That makes me want to claw their eyes out.
This is a violent reaction and that is because my hatred for Stephanie Meyer and everything she stands for is itself very violent.
I do not want to be compared in any way to Meyer, and that is because I feel that she writes rubbish and I do not.
Once someone close to me, who will remain unnamed, said, "You can criticize her when you've written a best-seller."
Movie critics do not have to be great directors. Food critics do not have to be great chefs.
I do not have to top the New York Times Best Seller List to recognize the worst books (please do not say literature) ever written.
I get very defensive when people criticize books like Alice's Adventures in Wonderland and I practically snapped Travis's head off the other day when he asked why everything has to be nonsensical in the novel. (Not the garbage movie, folks, the novel.)
"It's about a little girl growing up," I said over and over again, "She doesn't fit, she's too big, too small. Adults expect things of her that are absurd. She doesn't understand what people want from her. Everything seems confusing."
"But why does the baby turn into a pig?" he asked. "Why do they play croquet with flamingos and hedgehogs? It doesn't make sense."
"Nothing makes sense!" (I think I was practically yelling at him) "Don't you remember being a kid and thinking absolutely everything around you was crazy and confusing and adults were nonsensical and you couldn't get a handle on anything because it was always changing? It doesn't make anymore sense than the real world!"
Don't even get me started on Peter Pan.
Too late. I am started.
I am sick and tired of me saying "I love Peter Pan. I think it is among the most wonderful and important Children's books ever written," and people responding with "James Barrie was super screwed up. His balls didn't even drop."
I do not care about James Barrie's balls. I care that he wrote a magical book about someone who could imagine the world into being as wonderful as he wanted it to be.
I do care about Barrie though, don't get me wrong, I used to --and sometimes still do-- wish that I was Barrie, merely so I could be the one to find Peter Pan, to understand him completely. I know Barrie's life totally sucked.
Sometimes I think it was worth it. I love Peter Pan more than words can express.

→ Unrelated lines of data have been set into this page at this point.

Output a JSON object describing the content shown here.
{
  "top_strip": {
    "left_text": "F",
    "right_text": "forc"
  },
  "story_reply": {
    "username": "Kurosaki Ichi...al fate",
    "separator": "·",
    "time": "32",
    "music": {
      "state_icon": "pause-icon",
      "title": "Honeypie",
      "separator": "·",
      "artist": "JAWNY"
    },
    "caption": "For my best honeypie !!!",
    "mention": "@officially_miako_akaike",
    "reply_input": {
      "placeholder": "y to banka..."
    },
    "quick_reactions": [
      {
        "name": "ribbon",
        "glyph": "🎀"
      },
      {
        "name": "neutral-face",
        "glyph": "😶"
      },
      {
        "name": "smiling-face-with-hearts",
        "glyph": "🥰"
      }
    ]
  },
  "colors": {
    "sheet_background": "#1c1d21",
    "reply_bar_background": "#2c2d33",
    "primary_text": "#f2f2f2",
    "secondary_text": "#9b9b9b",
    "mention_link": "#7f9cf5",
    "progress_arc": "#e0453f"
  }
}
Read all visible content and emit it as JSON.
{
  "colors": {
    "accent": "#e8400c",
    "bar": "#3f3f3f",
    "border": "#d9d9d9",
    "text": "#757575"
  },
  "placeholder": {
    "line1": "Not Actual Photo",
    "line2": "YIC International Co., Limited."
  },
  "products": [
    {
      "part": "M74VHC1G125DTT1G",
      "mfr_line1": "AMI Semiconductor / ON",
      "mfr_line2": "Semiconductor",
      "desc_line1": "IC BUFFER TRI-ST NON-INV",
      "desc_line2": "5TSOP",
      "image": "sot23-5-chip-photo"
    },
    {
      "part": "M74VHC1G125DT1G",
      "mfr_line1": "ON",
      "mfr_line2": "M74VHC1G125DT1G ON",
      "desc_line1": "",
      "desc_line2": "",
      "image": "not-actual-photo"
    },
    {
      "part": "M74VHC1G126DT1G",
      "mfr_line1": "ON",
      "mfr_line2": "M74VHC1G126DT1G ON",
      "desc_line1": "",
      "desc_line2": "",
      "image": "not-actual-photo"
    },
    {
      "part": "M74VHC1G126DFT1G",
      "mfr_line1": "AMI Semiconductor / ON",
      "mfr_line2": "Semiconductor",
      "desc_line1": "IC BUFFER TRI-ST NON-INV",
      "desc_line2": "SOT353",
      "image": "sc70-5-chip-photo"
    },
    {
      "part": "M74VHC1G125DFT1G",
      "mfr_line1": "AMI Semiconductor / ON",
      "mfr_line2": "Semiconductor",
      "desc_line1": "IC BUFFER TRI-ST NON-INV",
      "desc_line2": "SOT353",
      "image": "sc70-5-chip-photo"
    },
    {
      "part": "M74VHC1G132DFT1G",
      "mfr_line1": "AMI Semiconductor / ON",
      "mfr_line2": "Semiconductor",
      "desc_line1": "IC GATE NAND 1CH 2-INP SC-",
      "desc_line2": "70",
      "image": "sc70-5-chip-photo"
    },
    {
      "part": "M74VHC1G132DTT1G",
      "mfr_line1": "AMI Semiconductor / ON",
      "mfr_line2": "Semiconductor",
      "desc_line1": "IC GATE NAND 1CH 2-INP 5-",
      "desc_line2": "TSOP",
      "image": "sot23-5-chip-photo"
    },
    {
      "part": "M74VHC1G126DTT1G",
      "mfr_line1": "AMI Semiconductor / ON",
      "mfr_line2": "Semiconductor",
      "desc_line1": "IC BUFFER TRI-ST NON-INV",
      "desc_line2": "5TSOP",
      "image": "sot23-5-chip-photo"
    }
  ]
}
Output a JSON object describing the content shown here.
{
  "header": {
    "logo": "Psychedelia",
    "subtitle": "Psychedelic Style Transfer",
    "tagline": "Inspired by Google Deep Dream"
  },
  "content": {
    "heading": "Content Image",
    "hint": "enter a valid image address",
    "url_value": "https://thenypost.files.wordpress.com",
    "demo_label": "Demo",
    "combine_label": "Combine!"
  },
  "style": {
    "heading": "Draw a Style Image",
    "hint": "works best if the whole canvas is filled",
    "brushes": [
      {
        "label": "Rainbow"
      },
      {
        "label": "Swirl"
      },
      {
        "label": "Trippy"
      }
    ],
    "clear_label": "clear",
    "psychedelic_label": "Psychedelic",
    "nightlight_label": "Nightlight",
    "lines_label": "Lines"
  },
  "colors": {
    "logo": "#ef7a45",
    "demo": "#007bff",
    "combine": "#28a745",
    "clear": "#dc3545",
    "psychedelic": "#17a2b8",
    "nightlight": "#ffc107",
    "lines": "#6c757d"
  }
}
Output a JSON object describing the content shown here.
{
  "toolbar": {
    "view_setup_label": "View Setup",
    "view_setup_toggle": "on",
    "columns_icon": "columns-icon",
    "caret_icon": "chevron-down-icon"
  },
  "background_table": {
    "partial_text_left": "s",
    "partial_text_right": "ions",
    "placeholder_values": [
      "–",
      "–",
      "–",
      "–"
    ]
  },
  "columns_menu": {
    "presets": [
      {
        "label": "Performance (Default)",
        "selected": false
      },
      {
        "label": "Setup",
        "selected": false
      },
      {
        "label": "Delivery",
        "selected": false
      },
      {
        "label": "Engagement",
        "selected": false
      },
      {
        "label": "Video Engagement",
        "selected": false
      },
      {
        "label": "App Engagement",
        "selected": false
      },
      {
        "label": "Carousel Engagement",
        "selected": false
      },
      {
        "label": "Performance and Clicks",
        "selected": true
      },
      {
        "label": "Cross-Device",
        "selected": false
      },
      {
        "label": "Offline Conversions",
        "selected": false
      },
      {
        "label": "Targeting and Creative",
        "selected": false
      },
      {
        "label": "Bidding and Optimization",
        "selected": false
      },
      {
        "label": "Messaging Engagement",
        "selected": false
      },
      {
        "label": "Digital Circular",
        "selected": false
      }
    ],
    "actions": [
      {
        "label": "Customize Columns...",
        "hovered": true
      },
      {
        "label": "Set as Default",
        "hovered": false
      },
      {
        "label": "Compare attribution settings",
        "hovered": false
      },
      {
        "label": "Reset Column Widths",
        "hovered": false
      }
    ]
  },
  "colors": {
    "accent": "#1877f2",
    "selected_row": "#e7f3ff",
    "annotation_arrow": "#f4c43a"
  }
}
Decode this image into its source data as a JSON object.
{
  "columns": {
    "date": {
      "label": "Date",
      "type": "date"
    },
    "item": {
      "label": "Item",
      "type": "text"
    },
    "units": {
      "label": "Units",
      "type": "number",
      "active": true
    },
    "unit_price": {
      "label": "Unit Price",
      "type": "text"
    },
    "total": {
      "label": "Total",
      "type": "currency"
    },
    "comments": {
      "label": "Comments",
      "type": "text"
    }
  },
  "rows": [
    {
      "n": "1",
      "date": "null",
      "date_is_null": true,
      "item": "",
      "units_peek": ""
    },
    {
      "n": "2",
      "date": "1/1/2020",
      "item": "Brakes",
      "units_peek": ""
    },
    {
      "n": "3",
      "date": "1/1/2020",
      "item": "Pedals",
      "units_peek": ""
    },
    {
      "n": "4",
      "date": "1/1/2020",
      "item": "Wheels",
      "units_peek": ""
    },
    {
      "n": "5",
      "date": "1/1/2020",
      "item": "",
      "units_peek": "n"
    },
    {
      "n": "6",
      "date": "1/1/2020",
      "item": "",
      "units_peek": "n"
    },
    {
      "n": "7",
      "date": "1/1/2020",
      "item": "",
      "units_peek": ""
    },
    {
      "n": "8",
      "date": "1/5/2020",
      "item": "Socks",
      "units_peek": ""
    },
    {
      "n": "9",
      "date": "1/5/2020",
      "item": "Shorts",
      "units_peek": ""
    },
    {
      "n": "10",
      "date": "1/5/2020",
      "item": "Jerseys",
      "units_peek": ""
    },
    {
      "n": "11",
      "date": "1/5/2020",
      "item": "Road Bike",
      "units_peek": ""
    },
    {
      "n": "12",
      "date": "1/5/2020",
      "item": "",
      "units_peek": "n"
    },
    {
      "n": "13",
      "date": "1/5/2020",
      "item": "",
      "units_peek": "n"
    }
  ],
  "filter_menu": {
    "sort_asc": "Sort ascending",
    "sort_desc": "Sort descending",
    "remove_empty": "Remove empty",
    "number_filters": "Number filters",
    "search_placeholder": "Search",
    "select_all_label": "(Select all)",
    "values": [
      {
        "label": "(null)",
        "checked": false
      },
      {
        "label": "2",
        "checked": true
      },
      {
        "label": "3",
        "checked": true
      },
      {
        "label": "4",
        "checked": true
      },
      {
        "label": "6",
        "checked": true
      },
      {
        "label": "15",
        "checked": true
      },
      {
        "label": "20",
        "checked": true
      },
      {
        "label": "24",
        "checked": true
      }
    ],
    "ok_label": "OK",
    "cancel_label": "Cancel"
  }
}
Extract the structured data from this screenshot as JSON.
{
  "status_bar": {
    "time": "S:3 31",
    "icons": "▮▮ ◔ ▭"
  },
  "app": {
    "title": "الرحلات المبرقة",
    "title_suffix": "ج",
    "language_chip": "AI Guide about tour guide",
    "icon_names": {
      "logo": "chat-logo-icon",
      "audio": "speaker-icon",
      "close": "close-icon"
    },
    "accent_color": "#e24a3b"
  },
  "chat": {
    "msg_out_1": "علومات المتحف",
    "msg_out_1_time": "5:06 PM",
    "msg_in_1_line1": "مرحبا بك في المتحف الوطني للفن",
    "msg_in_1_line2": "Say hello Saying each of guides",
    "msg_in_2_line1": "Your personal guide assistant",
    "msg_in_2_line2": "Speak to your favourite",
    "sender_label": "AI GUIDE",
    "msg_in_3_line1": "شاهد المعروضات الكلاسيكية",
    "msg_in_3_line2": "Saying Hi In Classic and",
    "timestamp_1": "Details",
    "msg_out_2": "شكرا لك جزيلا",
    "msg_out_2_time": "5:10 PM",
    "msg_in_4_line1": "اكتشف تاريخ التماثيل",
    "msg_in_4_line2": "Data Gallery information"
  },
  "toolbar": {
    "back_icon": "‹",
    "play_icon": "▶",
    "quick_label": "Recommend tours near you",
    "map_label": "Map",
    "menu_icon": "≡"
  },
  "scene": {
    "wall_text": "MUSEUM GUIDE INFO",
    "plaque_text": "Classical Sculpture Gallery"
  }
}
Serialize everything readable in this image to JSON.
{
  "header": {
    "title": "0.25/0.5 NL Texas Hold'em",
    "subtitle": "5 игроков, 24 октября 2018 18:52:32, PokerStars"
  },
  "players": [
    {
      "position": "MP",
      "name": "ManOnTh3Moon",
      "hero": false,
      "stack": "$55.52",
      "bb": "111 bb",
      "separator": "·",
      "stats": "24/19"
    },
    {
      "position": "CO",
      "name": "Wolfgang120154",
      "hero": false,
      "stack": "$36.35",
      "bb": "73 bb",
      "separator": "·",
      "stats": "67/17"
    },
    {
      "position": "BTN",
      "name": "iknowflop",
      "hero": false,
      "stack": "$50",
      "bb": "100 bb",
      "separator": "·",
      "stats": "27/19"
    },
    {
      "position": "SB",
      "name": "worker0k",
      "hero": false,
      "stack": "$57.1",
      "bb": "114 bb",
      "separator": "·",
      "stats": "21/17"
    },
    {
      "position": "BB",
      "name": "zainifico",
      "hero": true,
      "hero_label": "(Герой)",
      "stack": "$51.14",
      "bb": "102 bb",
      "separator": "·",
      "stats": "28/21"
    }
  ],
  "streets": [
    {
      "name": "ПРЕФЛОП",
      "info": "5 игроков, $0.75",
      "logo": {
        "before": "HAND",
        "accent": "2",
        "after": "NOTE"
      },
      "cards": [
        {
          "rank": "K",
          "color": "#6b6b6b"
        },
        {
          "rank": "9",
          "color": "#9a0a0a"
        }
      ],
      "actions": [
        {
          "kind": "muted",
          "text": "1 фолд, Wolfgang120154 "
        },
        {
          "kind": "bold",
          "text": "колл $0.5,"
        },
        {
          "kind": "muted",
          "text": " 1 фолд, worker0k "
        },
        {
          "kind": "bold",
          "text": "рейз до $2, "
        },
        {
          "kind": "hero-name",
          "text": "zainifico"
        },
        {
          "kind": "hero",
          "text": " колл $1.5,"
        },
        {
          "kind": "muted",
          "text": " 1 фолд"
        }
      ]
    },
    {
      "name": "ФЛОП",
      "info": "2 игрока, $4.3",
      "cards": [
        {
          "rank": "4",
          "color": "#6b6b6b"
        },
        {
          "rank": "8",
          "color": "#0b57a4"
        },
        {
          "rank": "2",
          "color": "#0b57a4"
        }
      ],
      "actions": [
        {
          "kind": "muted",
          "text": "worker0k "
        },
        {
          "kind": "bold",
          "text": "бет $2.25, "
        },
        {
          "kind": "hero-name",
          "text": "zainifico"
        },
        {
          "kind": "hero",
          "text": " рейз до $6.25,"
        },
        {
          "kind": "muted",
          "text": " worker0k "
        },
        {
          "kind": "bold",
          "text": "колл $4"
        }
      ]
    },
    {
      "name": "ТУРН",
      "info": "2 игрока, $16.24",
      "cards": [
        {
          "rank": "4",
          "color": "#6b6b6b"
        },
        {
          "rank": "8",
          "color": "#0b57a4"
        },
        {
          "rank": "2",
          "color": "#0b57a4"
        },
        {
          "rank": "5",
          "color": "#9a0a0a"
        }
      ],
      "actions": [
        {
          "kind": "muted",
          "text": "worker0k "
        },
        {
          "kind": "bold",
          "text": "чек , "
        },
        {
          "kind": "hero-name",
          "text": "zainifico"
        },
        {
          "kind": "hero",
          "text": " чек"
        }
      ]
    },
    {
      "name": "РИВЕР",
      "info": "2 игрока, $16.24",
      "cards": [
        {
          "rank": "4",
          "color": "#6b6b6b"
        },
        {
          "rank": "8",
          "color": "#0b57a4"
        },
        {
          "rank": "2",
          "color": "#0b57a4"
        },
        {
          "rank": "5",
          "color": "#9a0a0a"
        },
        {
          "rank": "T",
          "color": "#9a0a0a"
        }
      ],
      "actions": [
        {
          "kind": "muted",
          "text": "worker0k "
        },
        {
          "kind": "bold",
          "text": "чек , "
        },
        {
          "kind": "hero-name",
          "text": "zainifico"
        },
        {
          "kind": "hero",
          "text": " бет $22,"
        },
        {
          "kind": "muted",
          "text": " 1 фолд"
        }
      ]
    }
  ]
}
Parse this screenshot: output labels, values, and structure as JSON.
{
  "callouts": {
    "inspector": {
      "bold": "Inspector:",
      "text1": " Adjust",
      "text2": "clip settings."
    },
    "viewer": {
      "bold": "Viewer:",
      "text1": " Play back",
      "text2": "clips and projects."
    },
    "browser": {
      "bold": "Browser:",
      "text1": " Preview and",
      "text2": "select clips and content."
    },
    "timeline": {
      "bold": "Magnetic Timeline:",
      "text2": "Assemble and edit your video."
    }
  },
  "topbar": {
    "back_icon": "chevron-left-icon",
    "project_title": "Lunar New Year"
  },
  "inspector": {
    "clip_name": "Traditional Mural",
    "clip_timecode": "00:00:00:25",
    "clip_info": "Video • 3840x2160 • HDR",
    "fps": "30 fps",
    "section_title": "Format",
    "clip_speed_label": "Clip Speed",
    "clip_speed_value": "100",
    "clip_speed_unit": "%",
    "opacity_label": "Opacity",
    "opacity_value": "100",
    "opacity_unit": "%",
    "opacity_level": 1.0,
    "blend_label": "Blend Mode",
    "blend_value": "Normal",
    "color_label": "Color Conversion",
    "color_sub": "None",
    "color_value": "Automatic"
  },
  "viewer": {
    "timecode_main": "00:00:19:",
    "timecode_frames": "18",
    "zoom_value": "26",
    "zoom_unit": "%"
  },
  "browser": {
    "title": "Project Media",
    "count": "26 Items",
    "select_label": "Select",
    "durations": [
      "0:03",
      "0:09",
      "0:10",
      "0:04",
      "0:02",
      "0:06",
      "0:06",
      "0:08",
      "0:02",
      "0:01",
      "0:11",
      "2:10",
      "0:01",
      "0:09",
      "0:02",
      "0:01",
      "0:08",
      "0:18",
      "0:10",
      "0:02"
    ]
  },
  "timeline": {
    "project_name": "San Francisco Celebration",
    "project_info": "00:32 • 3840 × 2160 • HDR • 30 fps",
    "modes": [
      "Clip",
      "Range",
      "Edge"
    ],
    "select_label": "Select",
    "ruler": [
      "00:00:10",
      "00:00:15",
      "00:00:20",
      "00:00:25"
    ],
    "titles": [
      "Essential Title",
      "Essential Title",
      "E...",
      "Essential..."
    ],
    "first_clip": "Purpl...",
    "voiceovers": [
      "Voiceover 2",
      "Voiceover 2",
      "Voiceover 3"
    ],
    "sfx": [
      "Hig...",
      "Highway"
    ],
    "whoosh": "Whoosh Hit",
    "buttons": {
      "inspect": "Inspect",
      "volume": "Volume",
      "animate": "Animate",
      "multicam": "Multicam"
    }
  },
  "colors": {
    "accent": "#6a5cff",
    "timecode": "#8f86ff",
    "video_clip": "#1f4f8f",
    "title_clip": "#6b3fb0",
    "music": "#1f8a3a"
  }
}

I know that I will not produce the next Peter or Alice.

But I like to think I'm a pretty good writer
(and yet I know as soon as I say that ever, even to my friends and family, people picture the kind of kid that is the main character in Gentlemen Broncos. A terrible writer who thinks they're Gods gift to literature, constantly asks their friends to read their work for them and hovers over them asking what they think.)
Why is saying "I want to write," looked at the same way as a short uncoordinated kid saying "I want to be the next Michael Jordan" ?
It's an unobtainable, laughable dream. Right?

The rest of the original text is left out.